Mechanical and equipment definitions:
- Variable-Speed Pump (VSP) — A pump with an electronically commutated motor (ECM) that operates across multiple speed settings. The U.S. Department of Energy's pool pump efficiency rule under 10 CFR Part 431 mandates VSP technology for most new residential pool pump installations (DOE 10 CFR Part 431).
- Diatomaceous Earth (DE) Filter — A filtration system using fossilized diatom skeletons as filter media, capable of filtering particles down to 2–5 microns. Compared to sand filters (20–40 microns) and cartridge filters (10–15 microns), DE systems offer the finest filtration grade. See pool filter cleaning and servicing for maintenance protocol context.
- Backwash — The process of reversing water flow through a sand or DE filter to flush accumulated debris to waste. Backwashing reduces filter media effectiveness over time and triggers periodic media replacement.
- Turnover Rate — The time (in hours) required for the pump and filtration system to circulate the entire pool volume once. MAHC Section 5 recommends a maximum 6-hour turnover for most public pools.
Common scenarios
Scenario 1 — Chlorine demand: A technician documents "chlorine demand" when pool water consumes added chlorine without producing measurable FAC. This occurs after algae blooms or heavy bather loads and necessitates pool algae treatment services before normal chemistry can be restored.
Scenario 2 — Salt system terminology: In pool service for saltwater pools, terms such as salt cell, chlorine generator, and electrolytic chlorination describe a system converting sodium chloride (NaCl) dissolved at 2,700–3,400 ppm into hypochlorous acid via electrolysis. The salt cell generates FAC continuously, replacing the need for direct chlorine addition.
Scenario 3 — Inspection and permitting language: Commercial operators encounter terms such as operator of record, variance, inspection cycle, and closure order from state health departments administering public pool regulations. Residential contractors use terms like barrier compliance, entrapment protection, and SVRS (Safety Vacuum Release System) in reference to Virginia Graeme Baker Pool and Spa Safety Act requirements (VGB Act, 15 U.S.C. §8001 et seq.).
Decision boundaries
Distinguishing between closely related terms prevents misdiagnosis of water or equipment problems:
- Cloudy water vs. green water — Cloudy water indicates elevated TDS, high alkalinity, or filtration failure; green water indicates active algae growth requiring targeted biocide treatment, not simply increased filtration.

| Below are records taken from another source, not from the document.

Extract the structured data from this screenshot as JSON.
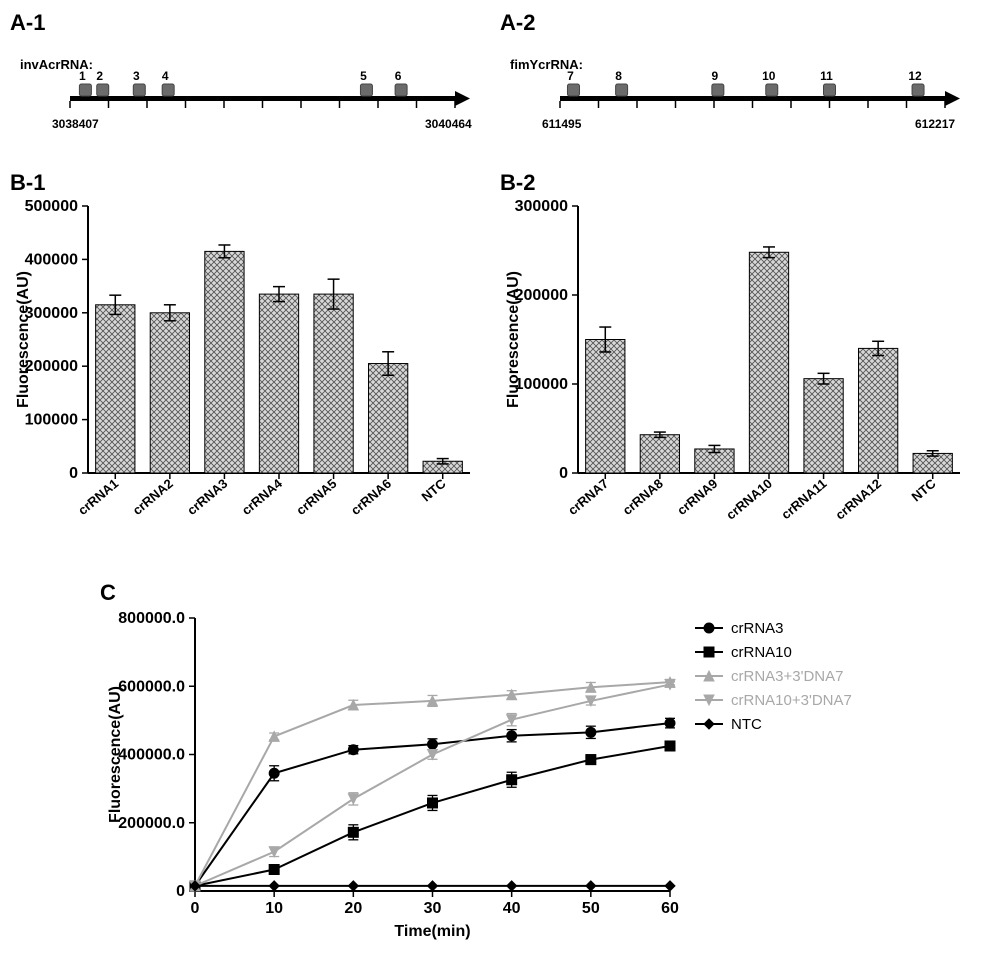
{
  "colors": {
    "black": "#000000",
    "gray": "#a8a8a8",
    "bar_fill": "#888888",
    "hatch": "#555555",
    "marker_fill": "#6b6b6b",
    "bg": "#ffffff"
  },
  "panelA1": {
    "label": "A-1",
    "title": "invAcrRNA:",
    "start_coord": "3038407",
    "end_coord": "3040464",
    "markers": [
      {
        "num": "1",
        "pos": 0.04
      },
      {
        "num": "2",
        "pos": 0.085
      },
      {
        "num": "3",
        "pos": 0.18
      },
      {
        "num": "4",
        "pos": 0.255
      },
      {
        "num": "5",
        "pos": 0.77
      },
      {
        "num": "6",
        "pos": 0.86
      }
    ]
  },
  "panelA2": {
    "label": "A-2",
    "title": "fimYcrRNA:",
    "start_coord": "611495",
    "end_coord": "612217",
    "markers": [
      {
        "num": "7",
        "pos": 0.035
      },
      {
        "num": "8",
        "pos": 0.16
      },
      {
        "num": "9",
        "pos": 0.41
      },
      {
        "num": "10",
        "pos": 0.55
      },
      {
        "num": "11",
        "pos": 0.7
      },
      {
        "num": "12",
        "pos": 0.93
      }
    ]
  },
  "panelB1": {
    "label": "B-1",
    "type": "bar",
    "ylabel": "Fluorescence(AU)",
    "ylim": [
      0,
      500000
    ],
    "ytick_step": 100000,
    "categories": [
      "crRNA1",
      "crRNA2",
      "crRNA3",
      "crRNA4",
      "crRNA5",
      "crRNA6",
      "NTC"
    ],
    "values": [
      315000,
      300000,
      415000,
      335000,
      335000,
      205000,
      22000
    ],
    "errors": [
      18000,
      15000,
      12000,
      14000,
      28000,
      22000,
      5000
    ],
    "bar_width": 0.72,
    "bar_pattern": "crosshatch",
    "bar_fill": "#b8b8b8",
    "axis_color": "#000000",
    "chart_bg": "#ffffff",
    "label_fontsize": 13
  },
  "panelB2": {
    "label": "B-2",
    "type": "bar",
    "ylabel": "Fluorescence(AU)",
    "ylim": [
      0,
      300000
    ],
    "ytick_step": 100000,
    "categories": [
      "crRNA7",
      "crRNA8",
      "crRNA9",
      "crRNA10",
      "crRNA11",
      "crRNA12",
      "NTC"
    ],
    "values": [
      150000,
      43000,
      27000,
      248000,
      106000,
      140000,
      22000
    ],
    "errors": [
      14000,
      3000,
      4000,
      6000,
      6000,
      8000,
      3000
    ],
    "bar_width": 0.72,
    "bar_pattern": "crosshatch",
    "bar_fill": "#b8b8b8",
    "axis_color": "#000000",
    "chart_bg": "#ffffff",
    "label_fontsize": 13
  },
  "panelC": {
    "label": "C",
    "type": "line",
    "ylabel": "Fluorescence(AU)",
    "xlabel": "Time(min)",
    "ylim": [
      0,
      800000
    ],
    "ytick_step": 200000,
    "ytick_format": "decimal1",
    "xlim": [
      0,
      60
    ],
    "xtick_step": 10,
    "axis_color": "#000000",
    "chart_bg": "#ffffff",
    "series": [
      {
        "name": "crRNA3",
        "color": "#000000",
        "marker": "circle",
        "data": [
          [
            0,
            15000
          ],
          [
            10,
            345000
          ],
          [
            20,
            414000
          ],
          [
            30,
            430000
          ],
          [
            40,
            455000
          ],
          [
            50,
            465000
          ],
          [
            60,
            492000
          ]
        ],
        "err": [
          0,
          22000,
          12000,
          16000,
          18000,
          18000,
          14000
        ]
      },
      {
        "name": "crRNA10",
        "color": "#000000",
        "marker": "square",
        "data": [
          [
            0,
            15000
          ],
          [
            10,
            63000
          ],
          [
            20,
            172000
          ],
          [
            30,
            258000
          ],
          [
            40,
            326000
          ],
          [
            50,
            385000
          ],
          [
            60,
            425000
          ]
        ],
        "err": [
          0,
          14000,
          22000,
          22000,
          22000,
          14000,
          14000
        ]
      },
      {
        "name": "crRNA3+3'DNA7",
        "color": "#a8a8a8",
        "marker": "triangle-up",
        "data": [
          [
            0,
            15000
          ],
          [
            10,
            453000
          ],
          [
            20,
            545000
          ],
          [
            30,
            557000
          ],
          [
            40,
            575000
          ],
          [
            50,
            597000
          ],
          [
            60,
            612000
          ]
        ],
        "err": [
          0,
          10000,
          14000,
          16000,
          12000,
          14000,
          8000
        ]
      },
      {
        "name": "crRNA10+3'DNA7",
        "color": "#a8a8a8",
        "marker": "triangle-down",
        "data": [
          [
            0,
            15000
          ],
          [
            10,
            115000
          ],
          [
            20,
            270000
          ],
          [
            30,
            400000
          ],
          [
            40,
            502000
          ],
          [
            50,
            557000
          ],
          [
            60,
            605000
          ]
        ],
        "err": [
          0,
          14000,
          18000,
          14000,
          18000,
          12000,
          8000
        ]
      },
      {
        "name": "NTC",
        "color": "#000000",
        "marker": "diamond",
        "data": [
          [
            0,
            15000
          ],
          [
            10,
            15000
          ],
          [
            20,
            15000
          ],
          [
            30,
            15000
          ],
          [
            40,
            15000
          ],
          [
            50,
            15000
          ],
          [
            60,
            15000
          ]
        ],
        "err": [
          0,
          0,
          0,
          0,
          0,
          0,
          0
        ]
      }
    ]
  }
}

- Shocking vs. superchlorination — Shocking raises FAC to 10× the CC level to break chloramine bonds (breakpoint chlorination). Superchlorination raises FAC to 10 ppm or above for general oxidation without necessarily reaching breakpoint.
- Stabilized vs. unstabilized chlorine — Trichlor and dichlor contain CYA; calcium hypochlorite and sodium hypochlorite do not. Exclusive use of stabilized chlorine in outdoor pools causes progressive CYA accumulation.
- Service agreement vs. maintenance contract — A service agreement typically defines discrete visit tasks; a maintenance contract may include parts, chemical costs, and equipment warranties as bundled obligations. The distinction affects liability scope and is addressed further at pool service industry standards.
For context on how these terms apply across service delivery frequency and scope, the pool service frequency guide provides operational detail. Technician qualification terminology — including CPO (Certified Pool Operator), AFO (Aquatic Facility Operator), and state-specific license designations — is covered at pool service technician qualifications.
References
- CDC Model Aquatic Health Code (MAHC), 2018 Edition
- Pool & Hot Tub Alliance (PHTA) — Industry Standards
- U.S. Department of Energy — 10 CFR Part 431, Pool Pump Efficiency Standards
- Virginia Graeme Baker Pool and Spa Safety Act, 15 U.S.C. §8001 et seq.